В прежней социалистической системе, которая существовала в нашей стране, характеристики с места работы или учебы играли очень важную роль. Порой они даже определяли дальнейшую судьбу. Это потом они были отменены. А тогда они представляли собой прекрасный инструмент, с помощью которого можно было испортить человеку всю жизнь, в чем-то ему помешать, не дать ходу, а то и попросту откровенно с ним расправиться.
Поэтому «характеристиковый» аргумент действовал безотказно. Оксану Васильевну боялись и предпочитали с ней не связываться.
К слову, она, как и Сорокина, умирала очень тяжело, в страшных муках. И никто из ее бывших учеников, коллег по работе, соседей по дому так и не пришел ей на помощь.…
Как же все-таки произошло, что я оказался в полной изоляции? Анализируя те события с высоты прожитых лет, должен с горечью констатировать, что инициатором этой изоляции был именно я. Она оказалась той западней, в которую я сам же себя и загнал.
Все началось с того, что, почувствовав холодок со стороны одноклассников, я откровенно взъерепенился. Во мне взыграло самолюбие. Мол, не хотите со мной нормально разговаривать – не надо. Обойдусь и без вас. Приходя в школу, я демонстративно ни на кого не смотрел, ни с кем не здоровался, не разговаривал, держался от всех в сторонке и общался только со Славиком. Славик был единственным человеком, кто никоим образом не изменил ко мне своего отношения. Он по-прежнему воспринимал меня своим другом и ни разу, ни одним словом, ни одним вопросом не напомнил мне о том злополучном происшествии, в результате которого я был зачислен в неблагополучные подростки. Случалось, я сам пытался о нем заговорить. Но Славик при этом неизменно меня перебивал и переводил разговор на другую тему.

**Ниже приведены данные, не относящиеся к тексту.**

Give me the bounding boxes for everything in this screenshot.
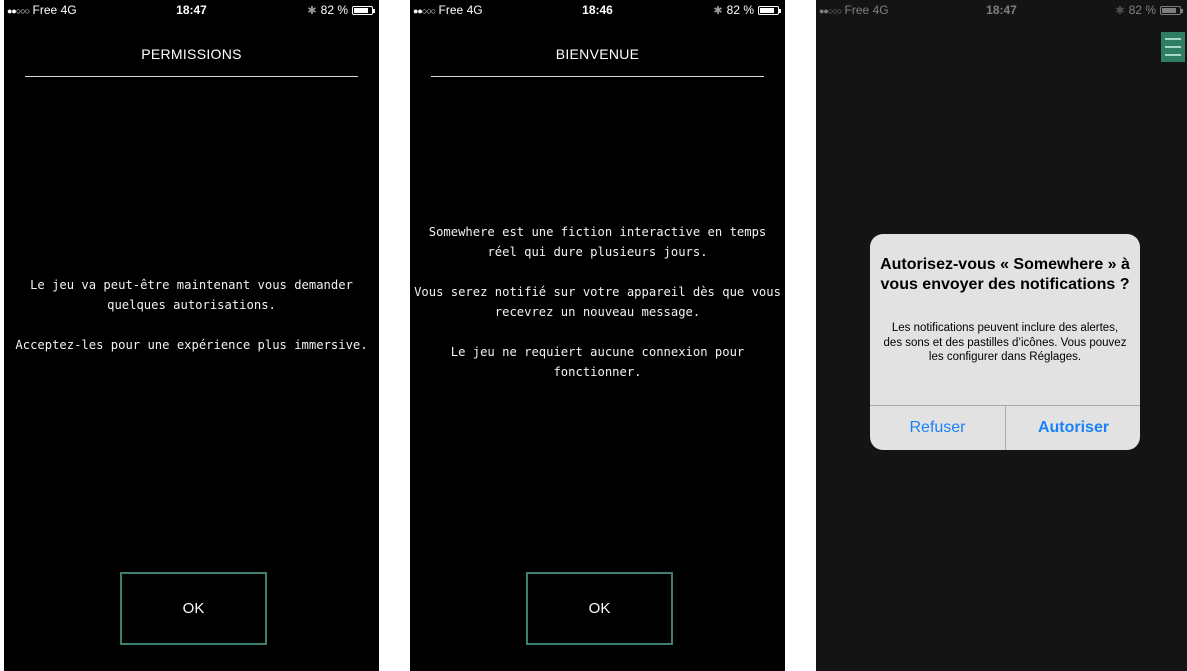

Я бойкотировал одноклассников достаточно долго. Но это только усугубило ситуацию. Через некоторое время меня перестали замечать. Меня перестали воспринимать своим, и я все сильнее и сильнее чувствовал себя неким чужеродным организмом. На меня смотрели как на пустое место, как будто меня вообще не существовало. Психологически выдержать это было невероятно тяжело.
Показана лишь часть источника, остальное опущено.